Large Scale Machine Learning and Other Animals: Big Math Library on top of GraphLab/GraphChi

Wednesday, August 29, 2012

Big Math Library on top of GraphLab/GraphChi

Recently I am toying with a big math library around GraphLab / GraphChi with a "matlab" like interface that can scale to very large problems.

Today I finished implementing SVD (Lanczos) algorithm for both GraphLab/GraphChi.

Why do we need a big math library? If your problem is small and you can compute it quickly in Matlab than you are done. However, if the data is big, and Matlab can not even load the problem we are in trouble. That is why a scalable implementation is useful.

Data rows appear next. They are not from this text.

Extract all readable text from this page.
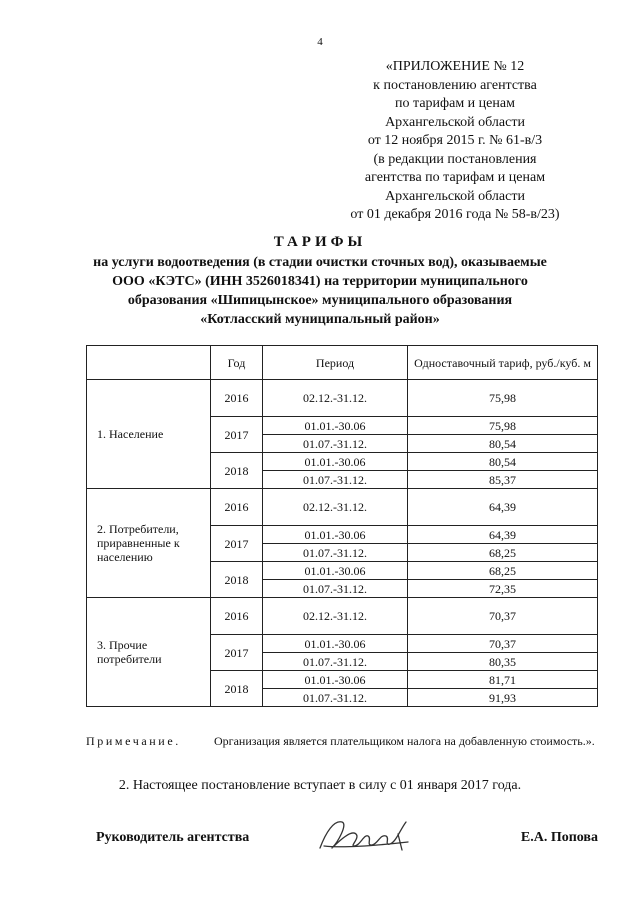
4
«ПРИЛОЖЕНИЕ № 12
к постановлению агентства
по тарифам и ценам
Архангельской области
от 12 ноября 2015 г. № 61-в/3
(в редакции постановления
агентства по тарифам и ценам
Архангельской области
от 01 декабря 2016 года № 58-в/23)
ТАРИФЫ
на услуги водоотведения (в стадии очистки сточных вод), оказываемые
ООО «КЭТС» (ИНН 3526018341) на территории муниципального
образования «Шипицынское» муниципального образования
«Котласский муниципальный район»
	Год	Период	Одноставочный тариф, руб./куб. м
1. Население	2016	02.12.-31.12.	75,98
	2017	01.01.-30.06	75,98
		01.07.-31.12.	80,54
	2018	01.01.-30.06	80,54
		01.07.-31.12.	85,37
2. Потребители, приравненные к населению	2016	02.12.-31.12.	64,39
	2017	01.01.-30.06	64,39
		01.07.-31.12.	68,25
	2018	01.01.-30.06	68,25
		01.07.-31.12.	72,35
3. Прочие потребители	2016	02.12.-31.12.	70,37
	2017	01.01.-30.06	70,37
		01.07.-31.12.	80,35
	2018	01.01.-30.06	81,71
		01.07.-31.12.	91,93
Примечание.	Организация является плательщиком налога на добавленную стоимость.».
2. Настоящее постановление вступает в силу с 01 января 2017 года.
Руководитель агентства	Е.А. Попова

Let's start with a very simple example - Jacobi method for solving a linear system of equations. The code looks like this:

for (int i=0; i < max_iter; i++){

    x = (b - A*x)/A_ii;

}

A second example, is the alternating least squares (ALS) algorithm:

for (int i=0; i < max_iter; i++){

     V = A.backslash(U);

     U = A.backslash(V);

}

Another example, a little more fancy, is Lanczos iteration main loop:

    U[k] = V[k]*A._transpose();

    orthogonalize_vs_all(U, k, alpha(0));

    for (int i=k+1; i<n; i++){

      V[i]=U[i-1]*A;

      orthogonalize_vs_all(V, i, beta(i-k-1));

      U[i] = V[i]*A._transpose();

      orthogonalize_vs_all(U, i, alpha(i-k));

}

    V[n]= U[n-1]*A;

    orthogonalize_vs_all(V, n, beta(n-k-1));

In each iteration of Lanczos, the vector U[i] is left multiplied with the matrix A and then left multiplied with the matrix A'. Namely, U[i+1] = U[i]*A*A'.

What is nice about it, is the underlying implementation.
In GraphChi: the matrix A is stored on disk and read in parts to perform the multiplication. It is never read fully into memory. And thus we can scale to very large models.

In GraphLab: the matrix A is distributed across multiple machines so the product is a distributed operation. Also the vectors V[i] and U[i] are spanned across multiple machines.

The user who writes the high level code never needs to bother where is the data (on disk? in the network? ) and can write high level math primitives like in Matlab.

So where is the catch? I must admit there is a lot of ugly code which is needed to implement the high level functionality. However, the user does not have to actually worry about it and can enjoy the improved functionality.